Dr. Ian Gray (Michael Pitt) is a somewhat cocky but likable young molecular biologist who is fascinated with the human eye. In his free time he takes photos of people’s eyes, and his doctorate work is dedicated to finding proof of the evolution of the human eye to disprove the intelligent design theory — that is, that the eye is too perfect and beautiful to have evolved through trial and error. It’s this endeavor that leads him on a journey to bear witness to the unexplainable.

The dichotomy between science and God is played out through two intimate relationships in Gray’s life. Karen (Brit Marling, co-writer and star of Another Earth, Cahill’s 2011 Sundance Film Festival breakthrough debut) is a first-year lab assistant assigned to Gray, much to his irritation at first. However, after she makes the discovery of a sightless worm that carries within its genes the materials needed to create the simplest version of an eye, she wins him over, and a new level of energy, from excitement and discovery, permeates their relationship.


At a Halloween party, Gray has a wild encounter with a masked woman. He photographs her eyes as she grinds on top of him in a bathroom, and just like that she is gone. The encounter leaves him shaken and determined to find the owner of the eyes that he claims changed his life forever.

In a kind of unreal way involving the number 11, Gray finds the woman, Sofi (Astrid Bergès-Frisbey), and the two soon fall madly in love. She is a believer in spirituality and the unexplainable, and Gray believes only in fact.

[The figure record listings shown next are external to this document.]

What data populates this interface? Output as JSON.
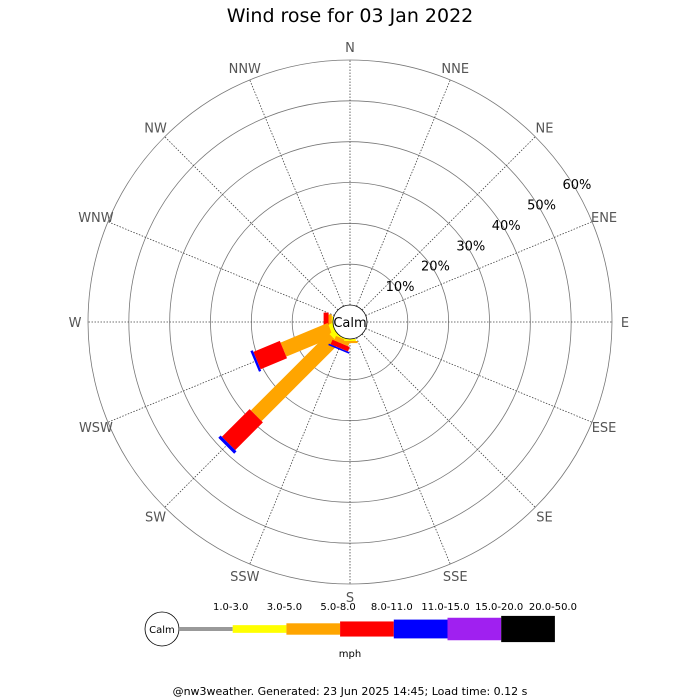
{
  "chart_data": {
    "type": "wind-rose",
    "title": "Wind rose for 03 Jan 2022",
    "directions": [
      "N",
      "NNE",
      "NE",
      "ENE",
      "E",
      "ESE",
      "SE",
      "SSE",
      "S",
      "SSW",
      "SW",
      "WSW",
      "W",
      "WNW",
      "NW",
      "NNW"
    ],
    "radial_ticks": [
      "10%",
      "20%",
      "30%",
      "40%",
      "50%",
      "60%"
    ],
    "radial_max": 60,
    "calm_label": "Calm",
    "unit": "mph",
    "speed_bins": [
      {
        "label": "1.0-3.0",
        "color": "#999999"
      },
      {
        "label": "3.0-5.0",
        "color": "#ffff00"
      },
      {
        "label": "5.0-8.0",
        "color": "#ffa500"
      },
      {
        "label": "8.0-11.0",
        "color": "#ff0000"
      },
      {
        "label": "11.0-15.0",
        "color": "#0000ff"
      },
      {
        "label": "15.0-20.0",
        "color": "#a020f0"
      },
      {
        "label": "20.0-50.0",
        "color": "#000000"
      }
    ],
    "series": [
      {
        "direction": "W",
        "values": [
          0,
          0.3,
          0.8,
          1.2,
          0,
          0,
          0
        ]
      },
      {
        "direction": "WSW",
        "values": [
          0,
          1.0,
          12.5,
          7.0,
          0.6,
          0,
          0
        ]
      },
      {
        "direction": "SW",
        "values": [
          0,
          1.5,
          26.8,
          9.6,
          0.8,
          0,
          0
        ]
      },
      {
        "direction": "SSW",
        "values": [
          0,
          0.3,
          1.2,
          1.2,
          0.4,
          0,
          0
        ]
      },
      {
        "direction": "S",
        "values": [
          0,
          0.5,
          0.5,
          0,
          0,
          0,
          0
        ]
      }
    ]
  },
  "footer": "@nw3weather. Generated: 23 Jun 2025 14:45; Load time: 0.12 s"
}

Only after a tragedy do these three worlds collide in an unexpected way.

Cahill is no stranger to trying to portray what is means to be human. Another Earth deals with the idea of parallel universes and the infinite number of ways life and relationships can take form. With I Origins, he attempts to tear down the wall between science and religion, and he succeeds. The movie suggests that if you look deeply enough, you’ll find beauty in science and discover that scientific research can lead to spiritual discoveries.

A fine line separates pretentious preaching of ideals and truly thought-provoking commentary on the deeper meanings in life. Cahill explores these ideas and themes without ever getting near that line. He approaches the questions without giving any answers, instead leaving moviegoers to ponder the answers and meanings long after leaving the theater.

Cahill’s progression from Another Earth to I Origins reveals a filmmaker who isn’t afraid to take chances, weaving the eternal question of life’s meaning through everyday relationships that become grander than the sum of their parts.



I Origins

Starring Michael Pitt, Brit Marling, and Astrid Bergès-Frisbey. Written and directed by Mike Cahill. Rated R.